Fazenda da Quinta - 3ª - A família.
Meu avô materno, Adolfo Luiz Pereira da Silva, um de seus proprietários, faleceu com pouco mais de tinta anos de idade, na década de vinte, do século passado, deixando os filhos: Thereza, Sylvio, Maria e Luiz, ainda crianças. Meu pai, Mário, que era seu sobrinho e depois seu genro, costumava me contar que ele era um homem grande e forte, e certa feita retornando do campo todo molhado pela chuva, a sua esposa, Anna América, lhe esperava com um chá quente mostrando preocupação, quando ele disse ser muito forte, dando dois socos "nos peitos", passando a tossir logo em seguida. Trinta dias após estava morto, por uma "tuberculose galopante".
Meu avô paterno, Ney Xavier Azambuja, casado com a irmã de Adolfo, Faustina Pereira da Silva, assumiu a administração da grande fazenda, trazendo como capataz o filho mais velho, Mário, e como agricultor, na incipiente lavoura de arroz, o outro filho, Lauro, terminando o primeiro por casar com a prima Thereza, e o último com a outra prima Maria.
Anna América veio a falecer em 1930, quando então a fazenda foi dividida. Entretanto, Sylvio e Luiz, fizeram sociedade com o primo e cunhado Lauro, constituindo uma importante firma, Luiz & Azambuja, responsável pelo desenvolvimento da Vila Santa Rita do Sul, ao trazerem como parceiro agrícola o Senhor Adriano Scherer.
GALPÃO.
Meus olhos ainda alcançaram, quando naquela Fazenda da Quinta, em uma mangueira de pau à pique, os cavalares ao serem encerrados na madrugada, ao grito de "forma, forma" ficavam com suas ancas encostadas na paliçada, e as cabeças voltadas para o centro da mangueira. A explicação é muito simples, pois devido ao escuro da quase noite, seria difícil identificar os animais por seus campeiros, o que só seria possível por suas cabeças. Todos sabemos que cada cabeça é uma cabeça, não é mesmo? Antevejam que eram muitos campeiros, e lógico, muitos cavalos, já que eles eram a riqueza das fazendas, pelos constantes combates guerreiros.

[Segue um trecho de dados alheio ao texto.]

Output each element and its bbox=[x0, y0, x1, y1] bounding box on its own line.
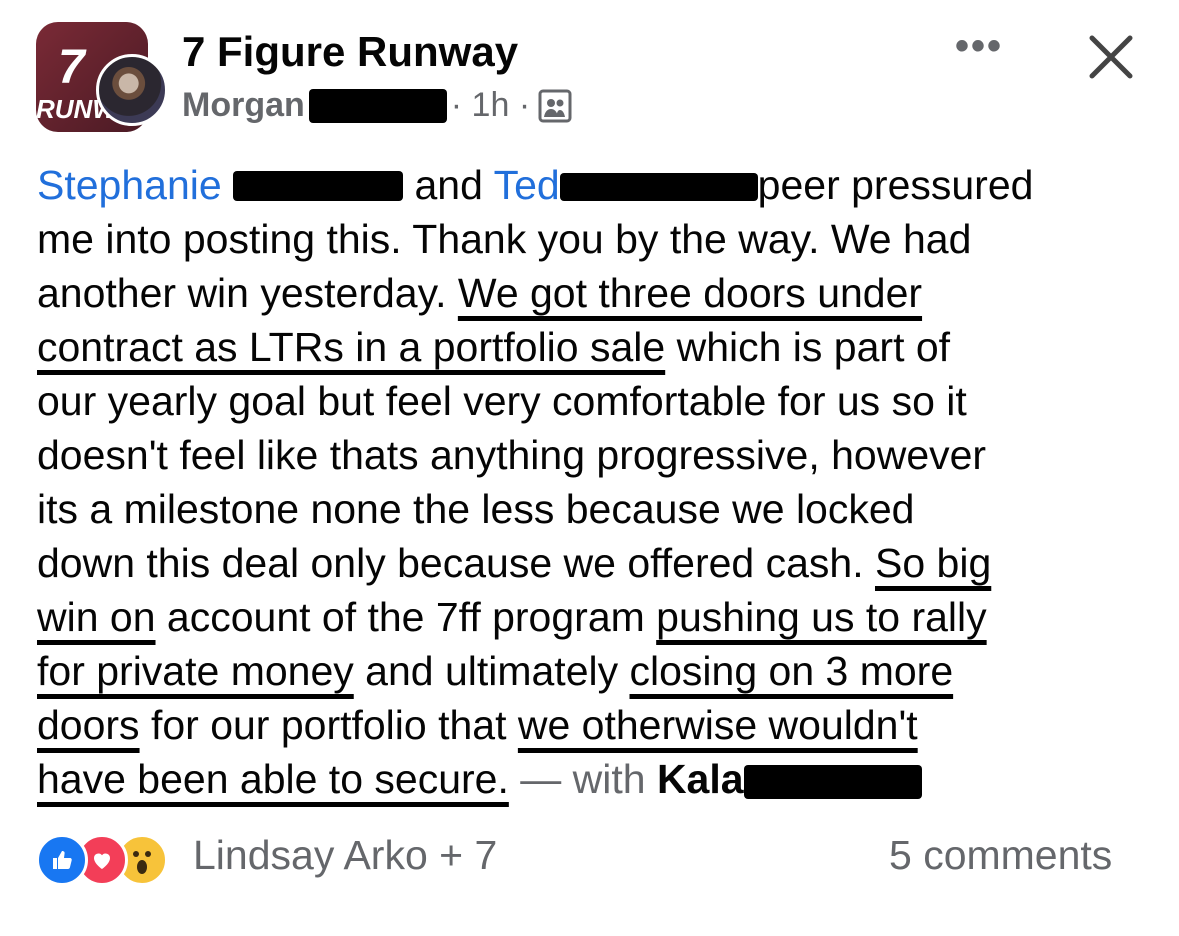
comments-count[interactable]: 5 comments bbox=[889, 832, 1112, 879]
underlined-segment: So big bbox=[875, 540, 992, 586]
post-line-2: me into posting this. Thank you by the w… bbox=[37, 216, 972, 262]
underlined-segment: closing on 3 more bbox=[629, 648, 954, 694]
underlined-segment: we otherwise wouldn't bbox=[517, 702, 918, 748]
post-line-8: down this deal only because we offered c… bbox=[37, 536, 1147, 590]
underlined-segment: doors bbox=[37, 702, 140, 748]
text-segment: account of the 7ff program bbox=[155, 594, 657, 640]
post-line-7: its a milestone none the less because we… bbox=[37, 486, 915, 532]
like-icon bbox=[36, 834, 88, 886]
post-line-5: our yearly goal but feel very comfortabl… bbox=[37, 378, 967, 424]
underlined-segment: pushing us to rally bbox=[656, 594, 987, 640]
text-segment: for our portfolio that bbox=[139, 702, 518, 748]
tag-stephanie[interactable]: Stephanie bbox=[37, 162, 222, 208]
more-options-button[interactable]: ••• bbox=[955, 24, 1003, 69]
group-members-icon bbox=[538, 89, 572, 123]
underlined-segment: have been able to secure. bbox=[37, 756, 509, 802]
close-icon[interactable] bbox=[1084, 30, 1138, 84]
post-line-1: Stephanie and Ted peer pressured bbox=[37, 158, 1147, 212]
underlined-segment: win on bbox=[37, 594, 156, 640]
text-segment: another win yesterday. bbox=[37, 270, 458, 316]
underlined-segment: for private money bbox=[37, 648, 354, 694]
post-line-4: contract as LTRs in a portfolio sale whi… bbox=[37, 320, 1147, 374]
redaction-bar bbox=[308, 88, 447, 123]
group-name[interactable]: 7 Figure Runway bbox=[182, 28, 518, 76]
text-segment: which is part of bbox=[665, 324, 951, 370]
post-time[interactable]: · 1h · bbox=[451, 86, 530, 125]
and-text: and bbox=[414, 162, 483, 208]
underlined-segment: contract as LTRs in a portfolio sale bbox=[37, 324, 666, 370]
reaction-icons[interactable] bbox=[36, 834, 168, 886]
reactors-text[interactable]: Lindsay Arko + 7 bbox=[193, 832, 497, 879]
text-segment: down this deal only because we offered c… bbox=[37, 540, 875, 586]
text-segment: and ultimately bbox=[353, 648, 630, 694]
logo-seven: 7 bbox=[58, 41, 85, 94]
underlined-segment: We got three doors under bbox=[457, 270, 923, 316]
post-line-11: doors for our portfolio that we otherwis… bbox=[37, 698, 1147, 752]
author-name[interactable]: Morgan bbox=[182, 86, 305, 125]
post-meta: Morgan · 1h · bbox=[182, 86, 572, 125]
redaction-bar bbox=[743, 765, 922, 799]
post-line-9: win on account of the 7ff program pushin… bbox=[37, 590, 1147, 644]
with-text: — with bbox=[508, 756, 657, 802]
line-1-tail: peer pressured bbox=[757, 162, 1034, 208]
tag-kala[interactable]: Kala bbox=[657, 756, 744, 802]
redaction-bar bbox=[559, 173, 758, 201]
tag-ted[interactable]: Ted bbox=[494, 162, 560, 208]
post-line-10: for private money and ultimately closing… bbox=[37, 644, 1147, 698]
post-line-6: doesn't feel like thats anything progres… bbox=[37, 432, 987, 478]
redaction-bar bbox=[233, 171, 404, 201]
post-text: Stephanie and Ted peer pressured me into … bbox=[37, 158, 1147, 806]
author-avatar[interactable] bbox=[96, 54, 168, 126]
post-line-12: have been able to secure. — with Kala bbox=[37, 752, 1147, 806]
post-line-3: another win yesterday. We got three door… bbox=[37, 266, 1147, 320]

HISTÓRIAS QUE ME CONTARAM.
O prazer.
Ouvi esta história do próprio Galo Velho, quando lhe questionei como era o salário naquele "outro tempo".
"Menino. A gente trabalhava por prazer. Tínhamos orgulho de encilhar bem nossos bons cavalos, trazendo os aperos cuidados, principalmente nossos laços. O serviço era campo à fora, pois não tínhamos as mangueiras de hoje. Imagina tratar aqueles animais quase selvagens, quando era preciso dois laçadores ao derrubá-los, para serem curados. Pouco se castrava, já que quase tudo era ao natural, e os touros mais fortes predominavam nos rodeios. O cuidado maior era com as grandes manadas de cavalares, a riqueza do campo, juntamente com os couros. Então se cuidava das domas, das castrações dos mais fracos, pois os próprios reprodutores evitavam a consanguinidade de suas manadas. Os trabalhadores eram tratados como da própria família, e nada faltava para seu bem estar. A comida era a mesma do patrão, as roupa eram boas, mesmo sendo usadas, boa coberta e atendimento de saúde pelo próprio médico da família. Dinheiro não tinha utilidade, pois nada havia para se comprar. Foi realmente um outro mundo".
FECHANDO A PORTEIRA.
Ainda o prazer.
Esta conversa com o Galo Velho, contando que se trabalhava por prazer, faz lembrar outras atividades que também não eram remuneradas, e muito melhor desempenhadas que as de hoje em dia. Meu Pai foi vereador em Camaquã por três ou quatro administrações, e nada recebia em troca de seus serviços, que desempenhava por amor ao seu partido político, o PL, Partido Libertador. Os jogadores de futebol também nada recebiam, e seus esforços eram por amor aos seus clubes. Fico me perguntando se o dinheiro "engoliu" os ideais.